The wave of off-label marketing settlements began in 2004, when Pfizer agreed to pay $430 million to resolve criminal and civil charges brought against Warner-Lambert (which Pfizer had acquired four years earlier) for providing financial inducements and otherwise encouraging doctors to prescribe its epilepsy drug Neurontin for other unapproved uses.
Soon just about every drugmaker of significance ended up reaching one of these agreements with prosecutors and shelled out what appeared to be hefty penalties. In fact, the amounts were modest in comparison to the potential revenue the companies could rake in by selling the drugs for uses far beyond what the FDA review process had deemed safe. A 2009 investigation by David Evans of Bloomberg noted that the $2.3 billion penalty Pfizer paid in connection with Bextra was only 14 percent of the $16.8 billion in revenue it had enjoyed from that drug over the previous seven years.
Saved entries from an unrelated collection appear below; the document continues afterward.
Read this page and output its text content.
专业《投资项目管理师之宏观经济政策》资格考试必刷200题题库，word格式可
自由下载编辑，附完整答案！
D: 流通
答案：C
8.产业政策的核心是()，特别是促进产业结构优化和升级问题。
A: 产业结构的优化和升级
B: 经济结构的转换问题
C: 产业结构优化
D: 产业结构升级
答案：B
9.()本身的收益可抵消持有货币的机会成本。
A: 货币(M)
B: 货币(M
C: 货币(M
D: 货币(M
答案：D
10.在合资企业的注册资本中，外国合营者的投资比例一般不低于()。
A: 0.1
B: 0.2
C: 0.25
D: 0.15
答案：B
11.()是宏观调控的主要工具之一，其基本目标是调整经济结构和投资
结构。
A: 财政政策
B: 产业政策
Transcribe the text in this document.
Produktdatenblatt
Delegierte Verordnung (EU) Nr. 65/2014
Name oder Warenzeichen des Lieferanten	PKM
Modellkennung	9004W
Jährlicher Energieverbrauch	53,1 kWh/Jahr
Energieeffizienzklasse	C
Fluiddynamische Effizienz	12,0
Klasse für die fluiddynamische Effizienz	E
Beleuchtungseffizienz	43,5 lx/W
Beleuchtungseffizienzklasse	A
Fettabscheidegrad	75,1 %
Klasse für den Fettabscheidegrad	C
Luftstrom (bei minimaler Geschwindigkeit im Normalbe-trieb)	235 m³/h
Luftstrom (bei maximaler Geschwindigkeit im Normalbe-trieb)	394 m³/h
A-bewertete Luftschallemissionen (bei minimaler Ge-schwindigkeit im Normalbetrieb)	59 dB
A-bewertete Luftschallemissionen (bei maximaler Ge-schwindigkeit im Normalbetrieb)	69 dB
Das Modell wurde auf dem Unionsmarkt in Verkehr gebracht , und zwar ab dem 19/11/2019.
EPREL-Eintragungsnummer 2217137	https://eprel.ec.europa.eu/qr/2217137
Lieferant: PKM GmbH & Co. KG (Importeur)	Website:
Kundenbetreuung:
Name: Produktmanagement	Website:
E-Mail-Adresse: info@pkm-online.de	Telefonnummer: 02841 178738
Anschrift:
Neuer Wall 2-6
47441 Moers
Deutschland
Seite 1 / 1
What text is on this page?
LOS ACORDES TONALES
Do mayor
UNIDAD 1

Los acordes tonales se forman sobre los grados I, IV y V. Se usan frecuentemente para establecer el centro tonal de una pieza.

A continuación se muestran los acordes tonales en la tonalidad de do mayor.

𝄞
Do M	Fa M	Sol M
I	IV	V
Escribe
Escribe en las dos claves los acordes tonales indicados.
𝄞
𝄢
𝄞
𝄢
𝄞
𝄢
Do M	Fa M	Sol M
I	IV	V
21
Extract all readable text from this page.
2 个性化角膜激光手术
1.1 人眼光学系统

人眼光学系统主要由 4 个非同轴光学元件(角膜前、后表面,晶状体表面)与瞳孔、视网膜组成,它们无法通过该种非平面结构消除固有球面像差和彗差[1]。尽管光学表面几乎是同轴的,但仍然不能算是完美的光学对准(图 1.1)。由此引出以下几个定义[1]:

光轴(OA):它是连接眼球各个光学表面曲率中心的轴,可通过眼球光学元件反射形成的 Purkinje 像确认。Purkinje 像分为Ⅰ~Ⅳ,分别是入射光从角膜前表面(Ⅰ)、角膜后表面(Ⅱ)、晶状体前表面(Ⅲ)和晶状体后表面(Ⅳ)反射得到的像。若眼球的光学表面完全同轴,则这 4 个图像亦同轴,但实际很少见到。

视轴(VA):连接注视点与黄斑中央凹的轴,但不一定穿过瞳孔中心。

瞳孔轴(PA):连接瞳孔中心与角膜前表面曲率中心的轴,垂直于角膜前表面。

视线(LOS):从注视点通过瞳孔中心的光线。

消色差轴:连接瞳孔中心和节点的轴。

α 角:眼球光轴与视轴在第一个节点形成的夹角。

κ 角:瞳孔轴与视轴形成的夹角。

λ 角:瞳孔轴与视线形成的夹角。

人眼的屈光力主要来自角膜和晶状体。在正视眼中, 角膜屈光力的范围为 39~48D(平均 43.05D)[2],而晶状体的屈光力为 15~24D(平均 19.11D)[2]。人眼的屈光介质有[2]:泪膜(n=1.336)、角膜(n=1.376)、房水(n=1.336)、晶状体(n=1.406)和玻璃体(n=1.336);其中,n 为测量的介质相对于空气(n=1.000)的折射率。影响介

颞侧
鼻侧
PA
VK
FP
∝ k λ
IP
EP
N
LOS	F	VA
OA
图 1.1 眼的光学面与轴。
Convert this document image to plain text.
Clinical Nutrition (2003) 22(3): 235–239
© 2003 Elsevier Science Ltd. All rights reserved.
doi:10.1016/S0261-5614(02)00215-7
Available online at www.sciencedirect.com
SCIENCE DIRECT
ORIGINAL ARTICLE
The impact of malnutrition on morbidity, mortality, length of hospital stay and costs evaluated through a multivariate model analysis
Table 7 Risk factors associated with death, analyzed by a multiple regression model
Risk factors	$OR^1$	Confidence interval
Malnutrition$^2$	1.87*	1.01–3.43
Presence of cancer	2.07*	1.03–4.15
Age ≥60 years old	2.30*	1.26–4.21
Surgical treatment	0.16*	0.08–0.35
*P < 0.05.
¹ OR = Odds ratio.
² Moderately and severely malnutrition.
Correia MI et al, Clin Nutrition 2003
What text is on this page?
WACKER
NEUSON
The company’s 2004 settlement should have been a deterrent against further off-label marketing, but, according to Bloomberg, Pfizer went right on doing it. Seeking maximum sales, regardless of restrictions set by the FDA, was an ingrained part of the company’s modus operandi. When the 2009 settlement was announced, John Kopchinski, a former Pfizer sales rep turned whistleblower, was quoted as saying: “The whole culture of Pfizer is driven by sales, and if you didn’t sell drugs illegally, you were not seen as a team player.”
Compared to other forms of corporate misconduct, such as securities violations, the drug companies are much more likely to have to admit to criminal violations in the off-label marketing cases. And the penalties are far larger than those imposed for most environmental and labor violations.
Yet these seemingly harsher enforcement practices appear not to have been very effective in putting an end to the illegal activity. In fact, the willingness of the drug industry to flout the drug safety laws raises serious questions about the effectiveness of FDA regulations and the federal criminal justice system in general. If a group of companies know that they can repeatedly break the rules and face consequences that fall far short of the potential gains from the illegal behavior, enforcement has little meaning.
What makes the situation even more outrageous is that off-label market is just one of numerous ways that the drug industry regularly violates the law—whether by defrauding federal programs such as Medicare or by covering up safety risks related to the approved uses of certain drugs.
The one thing that makes drug industry executives a bit nervous is that federal prosecutors have begun to show interest in reviving what is known as the responsible corporate officer doctrine, a provision of U.S. food and drug laws that could be used to hold executives personally and criminally responsible for violations. So far, the doctrine has been applied to only a few small fish. But if Big Pharma CEOs start appearing in perp walks, the industry may finally realize it is not above the law.